In Concord, a push to reopen 1985 case of young Black man found hanging from a tree at BART station

CONCORD — Tragedy shook the Bay Area in 1985 after the body of a young Black man from Berkeley was discovered hanging from a fig tree near the Concord BART station — news that reverberated across Northern California and made national headlines.

Timothy Charles Lee, a 23-year-old fashion design student and gay man, had fallen asleep on the train after work on Nov. 1, a Friday, in San Francisco. He awoke in Concord, which at that time was the end of the BART line, and called family and friends from a nearby payphone, trying to secure a ride home.

Roughly 11 hours later, Lee was found hanging in the tree in a vacant dirt lot off Mt. Diablo Street.

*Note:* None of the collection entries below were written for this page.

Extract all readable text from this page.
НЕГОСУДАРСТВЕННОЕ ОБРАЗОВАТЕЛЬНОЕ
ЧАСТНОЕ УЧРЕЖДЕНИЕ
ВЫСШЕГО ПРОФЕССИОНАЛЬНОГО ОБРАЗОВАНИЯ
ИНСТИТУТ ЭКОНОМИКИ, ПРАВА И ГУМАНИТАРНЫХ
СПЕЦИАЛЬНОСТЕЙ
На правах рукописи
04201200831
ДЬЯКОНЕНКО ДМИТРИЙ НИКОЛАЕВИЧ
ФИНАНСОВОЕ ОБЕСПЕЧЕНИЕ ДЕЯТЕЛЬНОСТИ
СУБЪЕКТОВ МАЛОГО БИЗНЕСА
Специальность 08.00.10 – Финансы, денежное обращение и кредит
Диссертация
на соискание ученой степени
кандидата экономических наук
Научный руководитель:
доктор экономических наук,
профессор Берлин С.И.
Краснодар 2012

Local law enforcement quickly closed the case, deeming Lee’s death a suicide. Police said a suicide note was found nearby, and no evidence of a physical struggle had been recorded in Lee’s autopsy report, which also noted that his blood alcohol level was .13, just above the legal driving limit in the 1980s.

But nearly four decades later, the finding in Lee’s death still doesn’t add up for his family and local community leaders, who are skeptical that the young San Francisco College of the Arts student would impulsively commit suicide that night. Instead, they said they believe he may have been lynched, citing odd details in the case that did not make sense, including that Lee’s name was misspelled, as were those of his siblings, in the alleged suicide note.

On Thursday, the 38th anniversary of the day Lee’s body was found, a few dozen people marched through downtown Concord, handing out informational fliers to passersby before setting up an altar and candlelight vigil in Lee’s memory near the vacant BART parking lot.

Frank Sterling, Lee’s cousin and a local journalist, said they hope to petition California Attorney General Rob Bonta — or another independent agency — to reopen the investigation into Lee’s death, which he believes was a racist and anti-gay attack.

“This case has laid dormant and quiet for too long, but I want to hold people accountable,” Sterling said. “That’s why I’m here — I want to find out what happened to my cousin.”

According to a 415-page FBI file that compiled accounts and investigations into what happened that November night, two men wearing white Ku Klux Klan robes were arrested — 12 hours before Lee’s body was found — after stabbing two young black men in the parking lot of a Concord bar located only a few miles away from the city’s BART station.